Pay Per Click, or PPC, ads are a form of paid advertising, and it’s a profitable investment with an average return rate of 200%. PPC ads also generate 50% more conversions over organic traffic.
These statistics make sense considering PPC ads are far more targeted than organic traffic. For instance, you can put PPC ads in front of specific demographics and narrow your audience down further by what websites they’ve visited in the last 30 days. If your landing page is well-designed, you’ll get conversions.
Although PPC ads provide a good return, they’re not infallible. In fact, if you’re not careful, the following four mistakes can thwart your PPC ad success.

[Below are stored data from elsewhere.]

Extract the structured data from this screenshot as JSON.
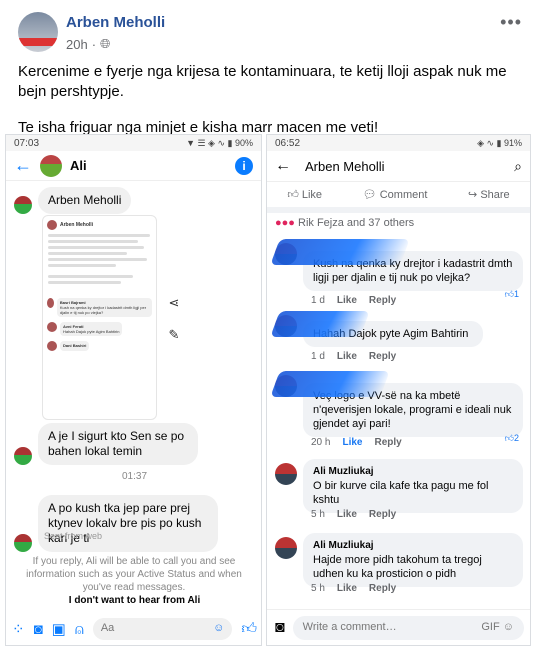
{
  "post": {
    "author": "Arben Meholli",
    "time": "20h",
    "paragraph1": "Kercenime e fyerje nga krijesa te kontaminuara, te ketij lloji aspak nuk me bejn pershtypje.",
    "paragraph2": "Te isha friguar nga minjet e kisha marr macen me veti!"
  },
  "left_shot": {
    "status_time": "07:03",
    "status_icons": "▼ ☰ ◈ ∿ ▮ 90%",
    "chat_name": "Ali",
    "msg1": "Arben Meholli",
    "nested": {
      "author": "Arben Meholli",
      "comment1_name": "Basri Bajrami",
      "comment1_text": "Kush na qenka ky drejtor i kadastrit dmth ligji per djalin e tij nuk po vlejka?",
      "comment2_name": "Avni Feratl",
      "comment2_text": "Hahah Dajok pyte Agim Bahtirin",
      "comment3_name": "Dani Bashiri"
    },
    "msg2": "A je I sigurt kto Sen se po bahen lokal temin",
    "time_sep": "01:37",
    "msg3": "A po kush tka jep pare prej ktynev lokalv bre pis po kush kari je ti",
    "sent_from": "Sent from web",
    "notice": "If you reply, Ali will be able to call you and see information such as your Active Status and when you've read messages.",
    "dont_want": "I don't want to hear from Ali",
    "input_placeholder": "Aa"
  },
  "right_shot": {
    "status_time": "06:52",
    "status_icons": "◈ ∿ ▮ 91%",
    "title": "Arben Meholli",
    "like_label": "Like",
    "comment_label": "Comment",
    "share_label": "Share",
    "reactions_text": "Rik Fejza and 37 others",
    "comments": [
      {
        "name": "",
        "text": "Kush na qenka ky drejtor i kadastrit dmth ligji per djalin e tij nuk po vlejka?",
        "time": "1 d",
        "like": "Like",
        "reply": "Reply",
        "likes": "1"
      },
      {
        "name": "",
        "text": "Hahah Dajok pyte Agim Bahtirin",
        "time": "1 d",
        "like": "Like",
        "reply": "Reply",
        "likes": ""
      },
      {
        "name": "",
        "text": "Veç logo e VV-së na ka mbetë n'qeverisjen lokale, programi e ideali nuk gjendet ayi pari!",
        "time": "20 h",
        "like": "Like",
        "reply": "Reply",
        "likes": "2"
      },
      {
        "name": "Ali Muzliukaj",
        "text": "O bir kurve cila kafe tka pagu me fol kshtu",
        "time": "5 h",
        "like": "Like",
        "reply": "Reply",
        "likes": ""
      },
      {
        "name": "Ali Muzliukaj",
        "text": "Hajde more pidh takohum ta tregoj udhen ku ka prosticion o pidh",
        "time": "5 h",
        "like": "Like",
        "reply": "Reply",
        "likes": ""
      }
    ],
    "write_placeholder": "Write a comment…"
  }
}
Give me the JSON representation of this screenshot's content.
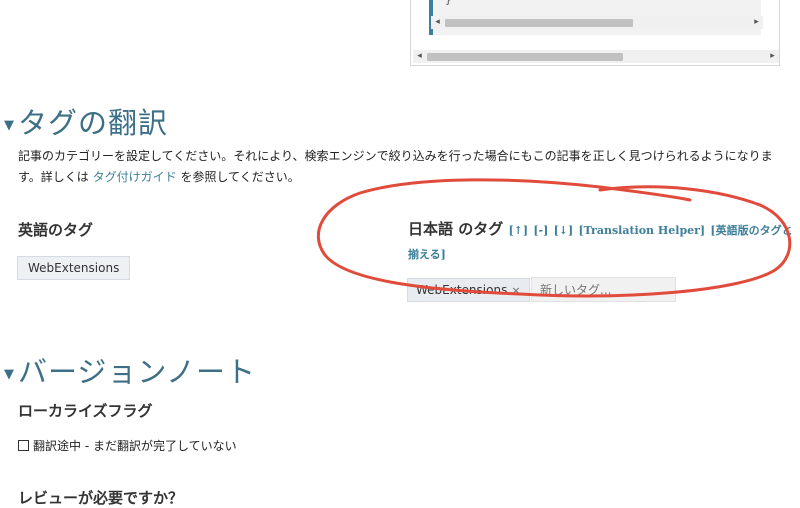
{
  "code_box": {
    "glyph": "}"
  },
  "tags_section": {
    "title": "タグの翻訳",
    "description_1": "記事のカテゴリーを設定してください。それにより、検索エンジンで絞り込みを行った場合にもこの記事を正しく見つけられるようになります。詳しくは",
    "description_link": "タグ付けガイド",
    "description_2": " を参照してください。",
    "english_heading": "英語のタグ",
    "english_tags": [
      "WebExtensions"
    ],
    "japanese_heading": "日本語 のタグ",
    "links": {
      "move_up": "[↑]",
      "remove": "[-]",
      "move_down": "[↓]",
      "translation_helper": "[Translation Helper]",
      "match_english": "[英語版のタグと揃える]"
    },
    "japanese_tags": [
      {
        "label": "WebExtensions",
        "remove": "×"
      }
    ],
    "new_tag_placeholder": "新しいタグ..."
  },
  "version_section": {
    "title": "バージョンノート",
    "localization_heading": "ローカライズフラグ",
    "checkbox_label": "翻訳途中 - まだ翻訳が完了していない",
    "checkbox_checked": false,
    "review_heading": "レビューが必要ですか？"
  },
  "annotation_color": "#e14b3b"
}
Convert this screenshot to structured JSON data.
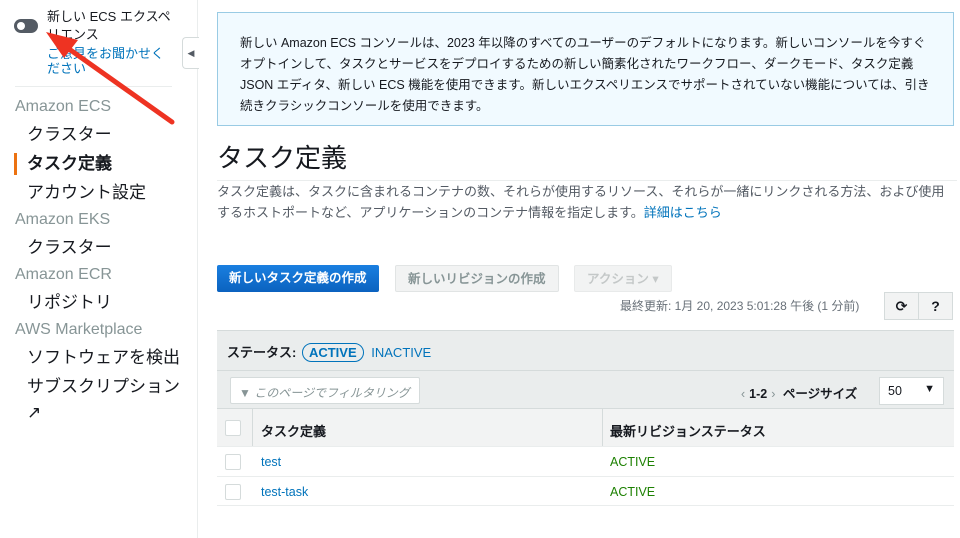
{
  "sidebar": {
    "new_experience": "新しい ECS エクスペリエンス",
    "feedback": "ご意見をお聞かせください",
    "sections": [
      {
        "title": "Amazon ECS",
        "items": [
          "クラスター",
          "タスク定義",
          "アカウント設定"
        ]
      },
      {
        "title": "Amazon EKS",
        "items": [
          "クラスター"
        ]
      },
      {
        "title": "Amazon ECR",
        "items": [
          "リポジトリ"
        ]
      },
      {
        "title": "AWS Marketplace",
        "items": [
          "ソフトウェアを検出",
          "サブスクリプション"
        ]
      }
    ],
    "external_icon": "↗"
  },
  "info": "新しい Amazon ECS コンソールは、2023 年以降のすべてのユーザーのデフォルトになります。新しいコンソールを今すぐオプトインして、タスクとサービスをデプロイするための新しい簡素化されたワークフロー、ダークモード、タスク定義 JSON エディタ、新しい ECS 機能を使用できます。新しいエクスペリエンスでサポートされていない機能については、引き続きクラシックコンソールを使用できます。",
  "page": {
    "title": "タスク定義",
    "description": "タスク定義は、タスクに含まれるコンテナの数、それらが使用するリソース、それらが一緒にリンクされる方法、および使用するホストポートなど、アプリケーションのコンテナ情報を指定します。",
    "details_link": "詳細はこちら"
  },
  "toolbar": {
    "create": "新しいタスク定義の作成",
    "revision": "新しいリビジョンの作成",
    "actions": "アクション ▾",
    "last_updated": "最終更新: 1月 20, 2023 5:01:28 午後 (1 分前)",
    "refresh": "⟳",
    "help": "?"
  },
  "status": {
    "label": "ステータス:",
    "active": "ACTIVE",
    "inactive": "INACTIVE"
  },
  "filter": {
    "placeholder": "このページでフィルタリング"
  },
  "pager": {
    "prev": "‹",
    "range": "1-2",
    "next": "›",
    "page_size_label": "ページサイズ",
    "page_size": "50"
  },
  "table": {
    "columns": [
      "タスク定義",
      "最新リビジョンステータス"
    ],
    "rows": [
      {
        "name": "test",
        "status": "ACTIVE"
      },
      {
        "name": "test-task",
        "status": "ACTIVE"
      }
    ]
  }
}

1. Launching a DIY PPC ad campaign
You can learn marketing techniques online for free, but that won’t make you a good marketer. Knowing how to reach a specific audience isn’t the same as knowing how to determine what audience to reach in the first place.
A DIY PPC ad campaign won’t get the same level of success you’d see from a professional marketing agency for several reasons. First, creating strategies, managing, and optimizing a Google Ads campaign is literally a full-time job. You can’t work on your PPC ads on the side and expect massive results.

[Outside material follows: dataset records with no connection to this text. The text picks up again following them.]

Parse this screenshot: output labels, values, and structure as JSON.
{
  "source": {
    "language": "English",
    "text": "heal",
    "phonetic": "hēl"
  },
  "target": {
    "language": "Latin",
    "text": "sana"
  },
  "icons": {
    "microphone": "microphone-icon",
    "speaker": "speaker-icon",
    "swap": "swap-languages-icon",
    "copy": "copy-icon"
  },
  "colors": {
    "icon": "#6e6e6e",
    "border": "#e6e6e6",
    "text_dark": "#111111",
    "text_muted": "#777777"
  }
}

Second, you need to be trained in marketing theory to identify your target market. Target markets aren’t always obvious. For instance, many products designed for men are actually purchased by women. Your ads need to appeal to the person opening their wallet.
Last, your landing pages will determine how well your ads convert. Ads are just the first step. Your landing pages need to be designed to generate conversions.

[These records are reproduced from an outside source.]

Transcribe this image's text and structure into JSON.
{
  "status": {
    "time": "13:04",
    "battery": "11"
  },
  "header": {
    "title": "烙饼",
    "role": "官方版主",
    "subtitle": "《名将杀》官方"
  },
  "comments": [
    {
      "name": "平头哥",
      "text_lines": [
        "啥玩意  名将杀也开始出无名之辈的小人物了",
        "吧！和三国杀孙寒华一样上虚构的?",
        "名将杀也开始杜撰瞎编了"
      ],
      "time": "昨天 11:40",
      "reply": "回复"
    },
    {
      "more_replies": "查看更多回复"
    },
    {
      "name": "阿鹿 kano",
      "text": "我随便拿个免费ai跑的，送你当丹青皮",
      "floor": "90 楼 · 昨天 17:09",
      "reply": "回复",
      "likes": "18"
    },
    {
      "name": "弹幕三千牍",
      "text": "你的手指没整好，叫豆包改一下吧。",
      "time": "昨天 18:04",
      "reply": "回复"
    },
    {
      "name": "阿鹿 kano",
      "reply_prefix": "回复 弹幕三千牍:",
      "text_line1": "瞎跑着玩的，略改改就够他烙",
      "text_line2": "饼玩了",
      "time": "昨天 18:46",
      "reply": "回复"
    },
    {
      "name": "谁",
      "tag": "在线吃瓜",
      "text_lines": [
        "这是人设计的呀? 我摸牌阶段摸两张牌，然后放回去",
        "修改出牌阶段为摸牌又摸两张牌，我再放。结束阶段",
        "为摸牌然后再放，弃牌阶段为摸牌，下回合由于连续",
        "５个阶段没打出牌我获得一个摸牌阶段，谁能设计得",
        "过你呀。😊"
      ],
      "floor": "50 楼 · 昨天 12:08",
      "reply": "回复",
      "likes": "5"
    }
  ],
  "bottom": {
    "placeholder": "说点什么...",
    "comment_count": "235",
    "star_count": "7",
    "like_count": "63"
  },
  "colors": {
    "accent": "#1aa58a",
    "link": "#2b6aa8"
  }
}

If you want to fast-track results and avoid failure, you need a Google Ads agency to run your PPC ad campaign.
2. Not split testing
Not split testing your PPC ads is one of the worst mistakes you can possibly make. If you skip split testing, you’ll know your ads are getting conversions, but is your conversion rate optimal? Could you do better? There’s no way to know unless you’re running at least two different versions of your ad.
Split testing isn’t hard, but you need to know how to run a split test properly. You can’t just run two different ads and see which does better. Split testing is designed to help you identify specific ad elements that contribute to an ad’s success.
Running two entirely different ads will tell you which ad performs better overall, but it won’t tell you how to tweak your ad elements to improve each ad. For example, running two ads with slightly different titles that are otherwise identical will tell you the better way to phrase your title. Perhaps the ad title written in first person gets more clicks than the title written in third person.
If you’re ready to optimize conversions, read this guide from Optinmonster to learn the basics of split testing, also referred to as “A/B testing.”
3. Not using negative keywords
A negative keyword list is a list of words you want your PPC ad platform to ignore. When users search for a phrase containing one of your negative keywords, your ads will not show up for that user. This is by far the best way to filter out irrelevant searches.
Creating a negative keyword list will save you money and is critical for reaching your target market. Especially when your industry shares keywords with unrelated industries. For example, if you’re a historian advertising expeditions on Mount Everest, you would add the words ‘academy’ and ‘high school’ to your negative keyword list. You don’t want your ads to show up in searches performed by users looking for educational institutions.
4. Not bidding on your own brand
Marketing expert Neil Patel recommends bidding on your branded search terms before your competitors have a chance to gain traction. By bidding on your own branded keywords, you can dominate the search results much easier. Say you’re number one on Google, but you didn’t bid on your brand, so the ad above your number one spot is a competitor.
Start bidding on your branded keywords to make sure you get placement in the ads and the SERPs.
Keep learning from your mistakes
No PPC ad campaign is free from mistakes. The key is to learn the lessons and then integrate those lessons going forward.